Presently, the assets allowed as Level 1 High Quality Liquid Assets (HQLAs) for the purpose of computing LCR of banks include, inter alia, Government securities in excess of the minimum SLR requirement.
Within the mandatory SLR requirement, Government securities to the extent allowed by RBI under Marginal Standing Facility (MSF) currently stands at 2% of the bank's NDTL and under Facility to Avail Liquidity for Liquidity Coverage Ratio (FALLCR) is at 9% of the bank's NDTL.
RBI said, “ For the purpose of computing LCR, it has been decided that, in addition to the above-mentioned assets, banks will be permitted to reckon as Level 1 HQLAs Government securities held by them upto another 2% of their NDTL under FALLCR within the mandatory SLR requirement.

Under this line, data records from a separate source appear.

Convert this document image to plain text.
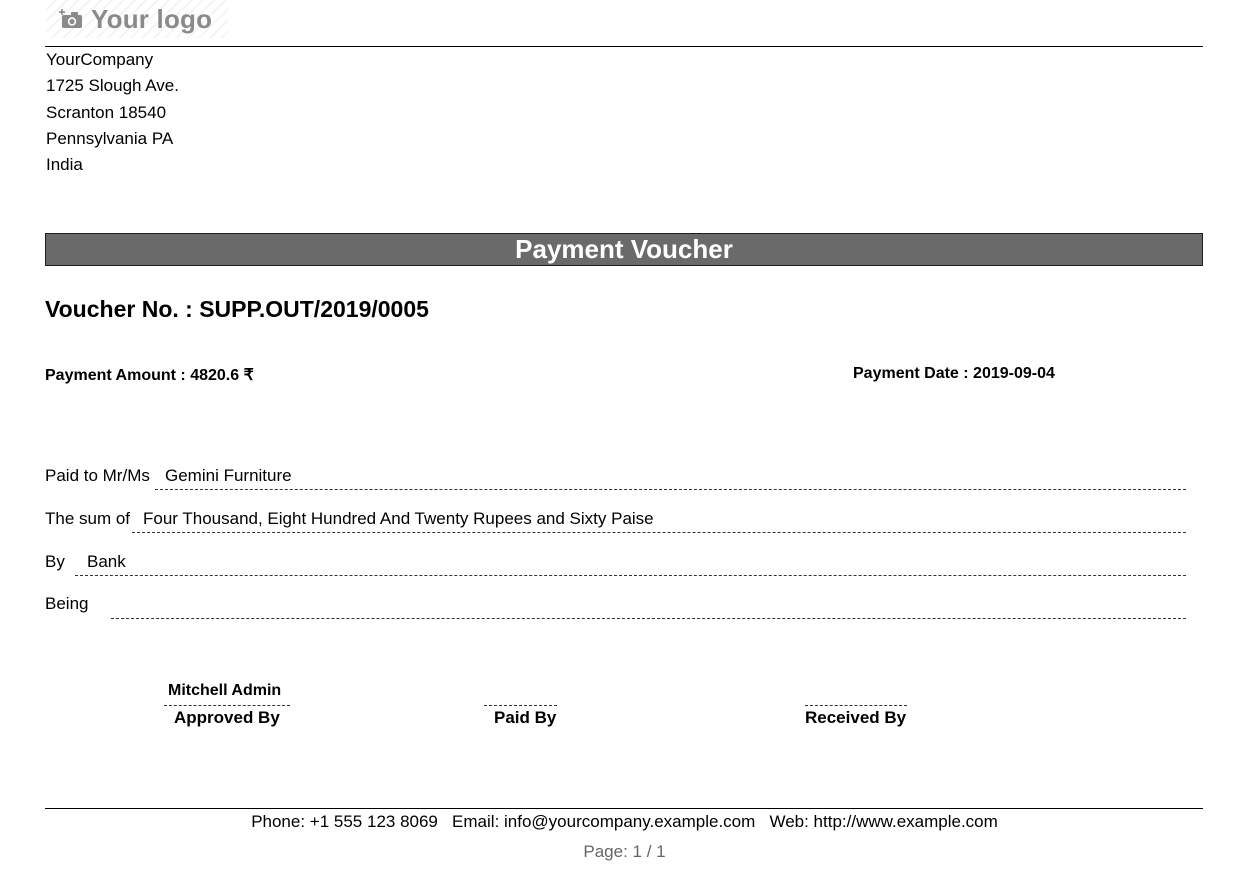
Your logo
YourCompany
1725 Slough Ave.
Scranton 18540
Pennsylvania PA
India
Payment Voucher
Voucher No. : SUPP.OUT/2019/0005
Payment Amount : 4820.6 ₹	Payment Date : 2019-09-04
Paid to Mr/Ms Gemini Furniture
The sum of Four Thousand, Eight Hundred And Twenty Rupees and Sixty Paise
By Bank
Being
Mitchell Admin
Approved By	Paid By	Received By
Phone: +1 555 123 8069   Email: info@yourcompany.example.com   Web: http://www.example.com
Page: 1 / 1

Hence, the total carve-out from SLR available to banks would be 13% of their NDTL.
It added, “ The other prescriptions in respect of LCR remain unchanged.”
LCR refers to highly liquid assets which are held by financial institutions to meet short term obligations.
The LCR promotes short-term resilience of banks to potential liquidity disruptions by ensuring that they have sufficient high quality liquid assets (HQLAs) to survive an acute stress scenario lasting for 30 days.
LCR aims to ensure that a bank maintains an adequate level of unencumbered HQLAs that can be converted into cash to meet its liquidity needs for a 30 calendar day time horizon under a significantly severe liquidity stress scenario specified by supervisors.
At a minimum, the stock of liquid assets should enable the bank to survive until day 30 of the stress scenario, by which time it is assumed that appropriate corrective actions can be taken.
Apart from Cash Reserve Ratio (CRR), banks are needed to hold a certain percentage of NDTL in forms of securities like government bonds, gold, cash, etc.
This certain portion is called as SLR – which is done to ensure banks have enough of funds available to pay back to its customers who may have any immediate requirement to encash their deposits.
In case of lower SLR, banks have higher ability to give credit which means further room for a cut in marginal cost fund based of lending rates (MCLR) making people to opt for more loans for various purpose.
RBI said that liquidity has been at surplus from April to May 2018.
During April, RBI absorbed surplus liquidity of Rs 496 billion on a daily net average basis due to increased government spending, especially in the second half of the month. Reflecting easy liquidity conditions, the weighted average call rate (WACR) softened to 5.89 per cent in April (from 5.96 per cent in March).
However, surplus liquidity in the system moderated considerably in the first half of May and the system moved into deficit in the third week of May mainly due to inflows on account of the goods and services tax (GST).
RBI conducted an open market operation purchase auction on May 17, 2018 to inject liquidity of Rs 100 billion into the system. The system again turned into surplus in the last week of May reflecting mainly the payment of food subsidies.
Surplus liquidity absorbed under the LAF on a daily net average basis declined to Rs 142 billion in May. The WACR in May at 5.88 per cent remained broadly at the April 2018 level.